Minha Luta é o primeiro volume de uma série de seis livros autobiográficos. A morte do pai detonou em Knausgaard o impulso de pensar e repensar tudo: sua relação com o pai e com a família, a experiência de casar e de ter filhos, o trabalho, tudo.

No percurso, ele acabou expondo a si mesmo muito mais do que um norueguês acharia aceitável. Antes de publicar o volume um, mandou cópias para todas as pessoas que eram citadas no livro. Quase todas ameaçaram processá-lo, então ele trocou os nomes. Knausgaard, a mulher dele e o irmão são os únicos que aparecem com os nomes reais. A família queria preservar também a memória do pai, mas o autor se recusou a trocar o nome. Então ele usa apenas "pai", ou "ele".

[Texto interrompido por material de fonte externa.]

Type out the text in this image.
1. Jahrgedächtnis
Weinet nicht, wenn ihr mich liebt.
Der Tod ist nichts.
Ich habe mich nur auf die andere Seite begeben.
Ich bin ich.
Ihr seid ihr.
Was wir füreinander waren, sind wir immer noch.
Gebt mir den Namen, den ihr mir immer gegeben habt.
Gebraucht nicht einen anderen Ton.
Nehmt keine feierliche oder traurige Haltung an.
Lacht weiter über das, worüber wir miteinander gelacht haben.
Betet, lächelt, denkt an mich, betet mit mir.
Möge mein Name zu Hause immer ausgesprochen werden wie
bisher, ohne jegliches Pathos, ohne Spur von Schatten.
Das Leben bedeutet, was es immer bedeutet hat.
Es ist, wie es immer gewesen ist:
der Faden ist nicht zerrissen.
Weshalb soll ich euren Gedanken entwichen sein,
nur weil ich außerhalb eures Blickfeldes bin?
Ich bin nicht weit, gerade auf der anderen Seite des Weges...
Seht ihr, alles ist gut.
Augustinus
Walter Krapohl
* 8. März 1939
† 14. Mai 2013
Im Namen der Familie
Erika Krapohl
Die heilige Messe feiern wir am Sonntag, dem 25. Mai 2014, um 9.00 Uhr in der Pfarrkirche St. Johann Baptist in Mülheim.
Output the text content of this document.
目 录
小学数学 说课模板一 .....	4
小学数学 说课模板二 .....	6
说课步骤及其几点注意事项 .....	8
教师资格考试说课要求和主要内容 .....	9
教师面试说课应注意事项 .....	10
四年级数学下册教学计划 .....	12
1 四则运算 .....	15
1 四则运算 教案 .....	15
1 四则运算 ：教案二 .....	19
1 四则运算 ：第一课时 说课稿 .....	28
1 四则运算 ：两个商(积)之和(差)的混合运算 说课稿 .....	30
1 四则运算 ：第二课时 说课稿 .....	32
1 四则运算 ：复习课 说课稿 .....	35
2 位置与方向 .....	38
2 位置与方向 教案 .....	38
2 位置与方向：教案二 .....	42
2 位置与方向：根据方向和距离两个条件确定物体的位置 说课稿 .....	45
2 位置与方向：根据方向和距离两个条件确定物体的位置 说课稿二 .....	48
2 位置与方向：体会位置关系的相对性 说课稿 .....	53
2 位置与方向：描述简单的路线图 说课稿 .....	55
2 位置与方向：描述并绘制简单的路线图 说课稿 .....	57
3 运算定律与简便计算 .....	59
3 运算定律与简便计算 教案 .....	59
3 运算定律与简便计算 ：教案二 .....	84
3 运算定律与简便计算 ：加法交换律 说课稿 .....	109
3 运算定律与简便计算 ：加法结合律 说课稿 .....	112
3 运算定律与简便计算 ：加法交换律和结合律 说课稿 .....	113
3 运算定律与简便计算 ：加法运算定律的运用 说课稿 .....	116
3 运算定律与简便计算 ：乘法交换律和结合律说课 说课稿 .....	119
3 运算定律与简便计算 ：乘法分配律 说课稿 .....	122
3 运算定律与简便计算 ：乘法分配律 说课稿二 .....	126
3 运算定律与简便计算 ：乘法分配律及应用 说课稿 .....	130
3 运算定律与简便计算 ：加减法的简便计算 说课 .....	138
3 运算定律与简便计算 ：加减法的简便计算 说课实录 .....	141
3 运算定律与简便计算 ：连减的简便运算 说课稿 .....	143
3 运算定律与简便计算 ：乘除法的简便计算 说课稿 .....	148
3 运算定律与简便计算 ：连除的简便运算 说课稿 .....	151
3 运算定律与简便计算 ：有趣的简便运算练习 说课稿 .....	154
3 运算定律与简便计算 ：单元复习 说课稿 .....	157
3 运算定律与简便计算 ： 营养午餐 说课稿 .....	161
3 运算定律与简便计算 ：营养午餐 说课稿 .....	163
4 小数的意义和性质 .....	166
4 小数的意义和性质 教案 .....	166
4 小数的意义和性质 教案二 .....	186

Os seis livros se tornaram o maior fenômeno literário da Noruega em qualquer época – venderam 500 mil exemplares num país de 5 milhões de habitantes.

O modo como Knausgaard escreve sobre ações banais mostra o que há de memorável nelas. Pode ser o ato de fazer um chá ou o de limpar a casa em que o pai viveu os últimos anos, bebendo até morrer.

A abertura do livro é fulminante. A primeira frase diz: "Para o coração, a vida é simples. Ele bate enquanto pode. E então ele para". As linhas seguintes explicam o que acontece com um corpo morto. Knausgaard descreve incansavelmente. O crítico James Wood identificou essa força como uma "incansabilidade". Fiquei surpreso de ver que a palavra é dicionarizada.

Parece uma tática boa contra uma época em que ninguém se concentra em nada. Incansabilidade.